Considering the influence of carbon emissions trading, the fuzzy stochastic programming model was established to cut back the total cost of carbon trading balance. Modeling this chain is carried out by accounting for carbon cap-and-trade considerations and total cost optimization. In this paper, we analyze the low-carbon integrated forward/reverse logistics network and made relevant simulation tests. The results show that the changes of the confidence level and carbon emission limits have obvious influences on logistics costs. If the emission limit is large, carbon trading mechanism has little effect on the total logistics cost in the same scenario. Therefore, the government needs to use the appropriate emission limits to guide enterprises to reduce carbon emissions, and enterprises can make coping strategies according to the different limit at the same time.

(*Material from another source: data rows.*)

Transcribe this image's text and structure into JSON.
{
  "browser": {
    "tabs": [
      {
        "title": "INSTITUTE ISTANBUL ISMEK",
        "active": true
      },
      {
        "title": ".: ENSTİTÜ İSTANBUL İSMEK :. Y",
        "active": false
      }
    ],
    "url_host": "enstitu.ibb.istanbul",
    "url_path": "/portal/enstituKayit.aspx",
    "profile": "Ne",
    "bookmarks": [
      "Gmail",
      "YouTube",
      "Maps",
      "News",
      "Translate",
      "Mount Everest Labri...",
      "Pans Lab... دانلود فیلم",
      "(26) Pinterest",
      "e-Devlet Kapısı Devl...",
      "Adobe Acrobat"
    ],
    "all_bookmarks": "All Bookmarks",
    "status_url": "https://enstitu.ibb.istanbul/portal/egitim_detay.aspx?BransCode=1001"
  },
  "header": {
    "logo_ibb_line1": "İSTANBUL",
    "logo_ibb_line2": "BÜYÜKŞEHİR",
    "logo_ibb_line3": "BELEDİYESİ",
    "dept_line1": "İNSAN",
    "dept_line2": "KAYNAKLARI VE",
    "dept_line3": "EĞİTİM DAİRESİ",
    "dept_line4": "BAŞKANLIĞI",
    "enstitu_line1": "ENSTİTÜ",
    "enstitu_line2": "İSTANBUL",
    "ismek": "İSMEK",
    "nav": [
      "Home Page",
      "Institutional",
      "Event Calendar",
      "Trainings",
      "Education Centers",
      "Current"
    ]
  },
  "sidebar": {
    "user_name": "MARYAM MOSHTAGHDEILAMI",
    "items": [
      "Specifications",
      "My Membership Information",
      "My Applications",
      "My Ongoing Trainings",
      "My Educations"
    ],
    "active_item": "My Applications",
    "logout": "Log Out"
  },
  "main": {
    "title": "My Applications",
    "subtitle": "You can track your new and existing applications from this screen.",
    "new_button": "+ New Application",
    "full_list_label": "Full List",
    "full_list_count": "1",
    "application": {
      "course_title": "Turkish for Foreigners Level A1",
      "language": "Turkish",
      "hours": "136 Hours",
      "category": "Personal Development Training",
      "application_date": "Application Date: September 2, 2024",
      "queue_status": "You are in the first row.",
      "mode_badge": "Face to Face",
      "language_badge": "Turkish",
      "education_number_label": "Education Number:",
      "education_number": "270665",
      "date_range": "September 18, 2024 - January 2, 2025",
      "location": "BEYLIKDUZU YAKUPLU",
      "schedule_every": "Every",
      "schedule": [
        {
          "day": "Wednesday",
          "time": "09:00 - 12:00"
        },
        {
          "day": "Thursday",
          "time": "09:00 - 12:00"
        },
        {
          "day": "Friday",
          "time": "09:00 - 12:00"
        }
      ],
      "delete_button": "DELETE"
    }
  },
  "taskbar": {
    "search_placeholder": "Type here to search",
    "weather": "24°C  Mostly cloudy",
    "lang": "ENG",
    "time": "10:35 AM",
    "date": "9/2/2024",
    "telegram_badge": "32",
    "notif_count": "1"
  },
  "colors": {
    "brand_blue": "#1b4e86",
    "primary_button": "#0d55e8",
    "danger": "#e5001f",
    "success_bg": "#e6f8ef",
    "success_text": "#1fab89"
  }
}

Therefore, the fuzzy random programming model proposed in this paper is practical. Its decision making applying the proposed algorithm is reasonable and applicable and could provide decision basis for enterprise managers.
机译:考虑到碳排放交易的影响,建立了模糊随机编程模型,以减少碳交易余额的总成本。通过核算碳帽和贸易考虑和总成本优化来进行建模该链。在本文中,我们分析了低碳集成前/逆向物流网络并进行了相关的模拟测试。结果表明,置信水平和碳排放限制的变化对物流成本有明显影响。如果排放限制大,碳交易机制对同一情景中的物流成本几乎没有影响。因此,政府需要利用适当的排放限制来指导企业减少碳排放,企业可以根据不同的限制同时造成应对策略。因此,本文提出的模糊随机编程模型实用。它的决策应用所提出的算法是合理且适用的,可以为企业管理者提供决策依据。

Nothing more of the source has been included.